How things have changed. When I worked at Adidas several years ago, in order to create the impression that the Shanghai Marathon was popular, the Shanghai authorities had to call on the army and Communist Youth League to ‘fortify’ the number of runners participating. Tellingly, their heart wasn’t in it, as most of them dropped out after the first 5K.
Many outdoor activities faced significant ‘cultural obstacles’ to mass adoption. For example, most Chinese people don’t like sleeping in tents because this means sleeping on the ground and this is associated with much tougher times and people who can’t afford better. The joy of being close to nature is spoilt by the belief that only the poor need to be that close.
Running has historically had its own issues. A big issue was the cultural notion that only poor people have to run. If you have money, you walk and others will wait for you. Running was for people with no power, and low status. The other barrier was also cultural: for a collectivist society, the Western notion popularised by Nike was of the sole runner, pounding the road on their lonely, but heroic, pursuit of their own personal best. Their own soul.
But suddenly, running is cool. Last November’s Shanghai International Marathon attracted a respectable 35,000 entrants, up from 17,000 in the previous year. In fact, across 2015, the Chinese Athletic Association hosted 51 events around the country, inspiring nearly one million runners. And unlike in years gone by where many participants were seen running in kung fu slippers, the Chinese runner of today is wearing all the gear in technicolour splendour. The reason for the turnaround is that now, via personal, mobile technology, running has finally become a social connector.

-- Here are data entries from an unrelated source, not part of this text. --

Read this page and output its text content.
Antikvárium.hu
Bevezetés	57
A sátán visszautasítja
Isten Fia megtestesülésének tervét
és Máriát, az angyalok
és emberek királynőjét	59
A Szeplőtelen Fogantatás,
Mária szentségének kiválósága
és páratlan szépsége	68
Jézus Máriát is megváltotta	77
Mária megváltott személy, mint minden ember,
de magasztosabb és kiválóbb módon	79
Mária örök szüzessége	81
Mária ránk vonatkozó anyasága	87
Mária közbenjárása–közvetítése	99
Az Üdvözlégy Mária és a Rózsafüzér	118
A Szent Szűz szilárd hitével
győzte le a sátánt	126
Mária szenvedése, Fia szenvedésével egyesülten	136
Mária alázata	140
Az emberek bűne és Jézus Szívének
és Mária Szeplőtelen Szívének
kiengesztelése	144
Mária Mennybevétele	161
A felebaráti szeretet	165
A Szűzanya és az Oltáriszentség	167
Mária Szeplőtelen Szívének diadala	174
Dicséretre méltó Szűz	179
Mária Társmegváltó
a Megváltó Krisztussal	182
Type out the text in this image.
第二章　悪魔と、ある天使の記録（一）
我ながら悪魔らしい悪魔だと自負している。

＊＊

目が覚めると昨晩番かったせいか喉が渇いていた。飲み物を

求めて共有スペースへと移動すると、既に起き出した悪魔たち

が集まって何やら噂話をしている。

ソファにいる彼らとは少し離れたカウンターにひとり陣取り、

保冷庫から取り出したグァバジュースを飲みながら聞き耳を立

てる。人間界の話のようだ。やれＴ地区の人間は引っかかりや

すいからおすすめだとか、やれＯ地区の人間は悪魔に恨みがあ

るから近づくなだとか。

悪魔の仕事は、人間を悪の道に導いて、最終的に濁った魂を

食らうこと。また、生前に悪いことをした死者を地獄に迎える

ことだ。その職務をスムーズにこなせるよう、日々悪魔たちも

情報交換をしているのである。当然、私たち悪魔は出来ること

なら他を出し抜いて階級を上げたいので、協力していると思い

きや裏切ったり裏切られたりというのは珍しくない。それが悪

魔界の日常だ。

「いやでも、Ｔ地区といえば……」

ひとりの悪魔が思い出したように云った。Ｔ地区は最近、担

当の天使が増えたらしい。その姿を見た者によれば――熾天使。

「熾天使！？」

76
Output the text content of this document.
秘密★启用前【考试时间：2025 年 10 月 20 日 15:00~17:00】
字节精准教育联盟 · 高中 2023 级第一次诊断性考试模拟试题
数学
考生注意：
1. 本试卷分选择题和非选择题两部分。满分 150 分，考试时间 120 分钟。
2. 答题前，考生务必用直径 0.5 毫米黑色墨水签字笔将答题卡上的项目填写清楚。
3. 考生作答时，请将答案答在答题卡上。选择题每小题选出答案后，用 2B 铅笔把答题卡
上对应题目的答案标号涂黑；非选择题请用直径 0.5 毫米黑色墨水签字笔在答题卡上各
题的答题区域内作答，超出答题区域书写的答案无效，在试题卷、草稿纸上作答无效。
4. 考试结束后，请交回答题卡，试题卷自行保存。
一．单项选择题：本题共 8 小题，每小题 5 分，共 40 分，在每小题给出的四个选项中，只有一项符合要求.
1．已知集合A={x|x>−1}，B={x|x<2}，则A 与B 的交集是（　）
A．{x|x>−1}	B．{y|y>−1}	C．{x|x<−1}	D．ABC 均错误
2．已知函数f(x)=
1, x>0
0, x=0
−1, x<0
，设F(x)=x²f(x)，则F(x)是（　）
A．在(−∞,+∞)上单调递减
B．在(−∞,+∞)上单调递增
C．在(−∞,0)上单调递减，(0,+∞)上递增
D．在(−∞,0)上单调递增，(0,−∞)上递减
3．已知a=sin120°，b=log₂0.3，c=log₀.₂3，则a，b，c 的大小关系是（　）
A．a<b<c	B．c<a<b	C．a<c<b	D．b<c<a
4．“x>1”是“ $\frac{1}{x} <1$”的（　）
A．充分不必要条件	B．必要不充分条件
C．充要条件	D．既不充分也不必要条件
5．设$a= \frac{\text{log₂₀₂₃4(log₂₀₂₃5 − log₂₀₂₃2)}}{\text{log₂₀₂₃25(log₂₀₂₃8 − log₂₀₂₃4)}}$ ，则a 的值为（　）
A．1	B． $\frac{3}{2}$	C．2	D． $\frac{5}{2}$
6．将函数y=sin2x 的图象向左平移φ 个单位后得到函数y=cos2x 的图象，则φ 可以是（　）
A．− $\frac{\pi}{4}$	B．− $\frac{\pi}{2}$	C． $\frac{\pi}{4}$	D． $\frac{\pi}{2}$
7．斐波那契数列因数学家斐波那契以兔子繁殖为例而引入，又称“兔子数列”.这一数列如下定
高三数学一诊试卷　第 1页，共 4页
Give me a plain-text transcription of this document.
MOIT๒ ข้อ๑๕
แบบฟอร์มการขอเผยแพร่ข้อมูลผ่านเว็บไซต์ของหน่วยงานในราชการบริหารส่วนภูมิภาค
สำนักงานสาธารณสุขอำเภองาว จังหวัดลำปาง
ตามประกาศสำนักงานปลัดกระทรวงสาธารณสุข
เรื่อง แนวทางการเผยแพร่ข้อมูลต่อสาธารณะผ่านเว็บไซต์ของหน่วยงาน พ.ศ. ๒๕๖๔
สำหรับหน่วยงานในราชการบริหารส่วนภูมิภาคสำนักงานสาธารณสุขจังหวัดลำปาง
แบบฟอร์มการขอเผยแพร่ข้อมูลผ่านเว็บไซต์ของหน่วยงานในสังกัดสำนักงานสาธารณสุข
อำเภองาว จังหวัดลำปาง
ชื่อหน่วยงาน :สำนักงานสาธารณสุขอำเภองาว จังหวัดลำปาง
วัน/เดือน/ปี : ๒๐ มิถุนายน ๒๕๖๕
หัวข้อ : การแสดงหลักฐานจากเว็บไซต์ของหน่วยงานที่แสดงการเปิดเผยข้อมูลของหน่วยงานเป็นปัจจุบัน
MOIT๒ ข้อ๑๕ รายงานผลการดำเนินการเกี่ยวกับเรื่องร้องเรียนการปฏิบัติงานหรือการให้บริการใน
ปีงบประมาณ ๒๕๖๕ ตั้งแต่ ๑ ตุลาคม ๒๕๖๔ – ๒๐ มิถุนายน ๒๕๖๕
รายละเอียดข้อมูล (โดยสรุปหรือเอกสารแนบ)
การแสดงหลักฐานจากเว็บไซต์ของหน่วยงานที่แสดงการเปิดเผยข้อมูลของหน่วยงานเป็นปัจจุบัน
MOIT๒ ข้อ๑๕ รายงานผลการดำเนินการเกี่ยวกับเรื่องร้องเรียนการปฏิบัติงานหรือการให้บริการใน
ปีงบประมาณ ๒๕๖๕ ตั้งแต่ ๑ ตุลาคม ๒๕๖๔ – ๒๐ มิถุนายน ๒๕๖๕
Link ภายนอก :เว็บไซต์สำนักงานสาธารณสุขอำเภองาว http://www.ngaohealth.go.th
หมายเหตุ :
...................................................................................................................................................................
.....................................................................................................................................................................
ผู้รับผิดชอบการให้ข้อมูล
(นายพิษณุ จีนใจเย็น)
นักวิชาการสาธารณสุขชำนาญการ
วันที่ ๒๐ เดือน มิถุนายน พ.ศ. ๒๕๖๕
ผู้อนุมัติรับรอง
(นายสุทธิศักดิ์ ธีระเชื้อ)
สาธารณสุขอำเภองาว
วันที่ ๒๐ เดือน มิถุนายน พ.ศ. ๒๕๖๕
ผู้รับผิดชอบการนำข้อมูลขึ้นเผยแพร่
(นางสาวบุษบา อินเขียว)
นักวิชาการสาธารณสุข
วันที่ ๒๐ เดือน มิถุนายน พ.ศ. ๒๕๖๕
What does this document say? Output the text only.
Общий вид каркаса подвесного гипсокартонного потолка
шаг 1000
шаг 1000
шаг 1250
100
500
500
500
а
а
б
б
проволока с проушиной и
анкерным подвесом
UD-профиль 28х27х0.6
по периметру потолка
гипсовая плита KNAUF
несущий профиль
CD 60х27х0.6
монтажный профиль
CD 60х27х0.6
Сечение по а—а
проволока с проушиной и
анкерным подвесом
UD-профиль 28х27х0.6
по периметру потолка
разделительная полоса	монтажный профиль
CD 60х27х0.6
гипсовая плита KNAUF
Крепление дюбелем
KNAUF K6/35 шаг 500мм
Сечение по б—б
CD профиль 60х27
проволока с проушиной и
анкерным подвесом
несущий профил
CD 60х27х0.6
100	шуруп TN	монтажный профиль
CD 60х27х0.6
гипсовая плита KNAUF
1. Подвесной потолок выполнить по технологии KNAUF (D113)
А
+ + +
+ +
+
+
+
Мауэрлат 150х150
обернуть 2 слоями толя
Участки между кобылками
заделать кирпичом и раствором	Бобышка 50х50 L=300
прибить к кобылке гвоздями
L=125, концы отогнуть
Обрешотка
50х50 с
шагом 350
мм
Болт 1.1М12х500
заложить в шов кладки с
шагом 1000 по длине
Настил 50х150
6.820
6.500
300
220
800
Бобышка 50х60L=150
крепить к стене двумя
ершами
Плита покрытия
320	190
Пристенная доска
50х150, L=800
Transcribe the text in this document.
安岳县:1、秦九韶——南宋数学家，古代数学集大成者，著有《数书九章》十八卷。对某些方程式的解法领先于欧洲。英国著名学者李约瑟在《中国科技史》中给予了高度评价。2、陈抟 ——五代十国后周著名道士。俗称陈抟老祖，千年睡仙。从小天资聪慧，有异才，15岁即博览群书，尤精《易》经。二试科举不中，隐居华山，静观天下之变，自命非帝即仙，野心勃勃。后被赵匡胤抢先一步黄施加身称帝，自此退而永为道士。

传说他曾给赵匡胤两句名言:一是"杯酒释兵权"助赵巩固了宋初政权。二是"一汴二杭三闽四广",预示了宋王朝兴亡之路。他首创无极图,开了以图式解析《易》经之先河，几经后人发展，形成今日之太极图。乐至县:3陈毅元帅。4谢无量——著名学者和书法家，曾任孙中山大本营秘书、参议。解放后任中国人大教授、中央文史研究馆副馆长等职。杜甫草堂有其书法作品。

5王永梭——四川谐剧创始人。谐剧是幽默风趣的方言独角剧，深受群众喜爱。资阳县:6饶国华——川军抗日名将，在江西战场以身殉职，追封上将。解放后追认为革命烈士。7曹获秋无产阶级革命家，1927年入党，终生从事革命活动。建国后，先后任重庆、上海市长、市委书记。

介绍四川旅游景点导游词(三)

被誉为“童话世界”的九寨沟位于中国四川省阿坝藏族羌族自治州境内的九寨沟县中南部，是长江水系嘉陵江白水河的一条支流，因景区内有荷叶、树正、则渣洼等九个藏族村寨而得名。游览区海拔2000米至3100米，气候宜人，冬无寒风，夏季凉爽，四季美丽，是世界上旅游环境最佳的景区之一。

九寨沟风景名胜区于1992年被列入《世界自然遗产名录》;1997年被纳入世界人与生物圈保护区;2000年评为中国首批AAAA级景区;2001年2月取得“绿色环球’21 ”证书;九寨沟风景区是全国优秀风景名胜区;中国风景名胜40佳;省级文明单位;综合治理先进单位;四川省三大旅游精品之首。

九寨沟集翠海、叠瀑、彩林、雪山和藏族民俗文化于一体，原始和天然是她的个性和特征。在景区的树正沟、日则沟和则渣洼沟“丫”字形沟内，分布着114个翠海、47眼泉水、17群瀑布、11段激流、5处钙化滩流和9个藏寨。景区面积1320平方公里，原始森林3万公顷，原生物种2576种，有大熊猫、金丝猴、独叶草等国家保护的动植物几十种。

The pioneer was Nike. Two years ago, it created its WeChat running club and since then, there has been an explosion and the trend is sufficiently strong to attract non-sports brands. Lenovo launched an H5 mobile site called ‘Lenovo Rock Run’ to promote its products by helping people to time their runs while providing them with music to inspire forward movement.
But it is the activities of New Balance that have triggered the tipping point. Over the past 18 months, it launched five separate running-focused social mediadriven initiatives. The first was a speed challenge. This HTML5 platform provided a fun way for people to compare their speed with different animals: turtles, pigs, horses, then for the faster of them, leopards and raptors. Speed scores are shareable.
Another initiative, translated awkwardly as ‘Although to run’, asked runners to participate in a running video developed by New Balance. Providing consumers with a way to boost their social fame is the driver here. Another, done by a separate agency, was seasonal and asked consumers to create and share their most loved summer running route. The suggested considerations were to take in the smells of street food cooked at night and children playing, to curate the most rewarding path.
And then famously, in China at least, New Balance sponsored the China Color Run. Using cartoons, the HTML5 platform asked runners to speculate on what would happen on their Color Run experience; the answer was to be found on the site.
While Nike has ruled the roost for some time in China with its mostly authentic brand of athletic passion, New Balance, through the way it has gone beyond sport into youth culture, has gained a new ascendancy and through it has created a jogging culture for reluctant runners.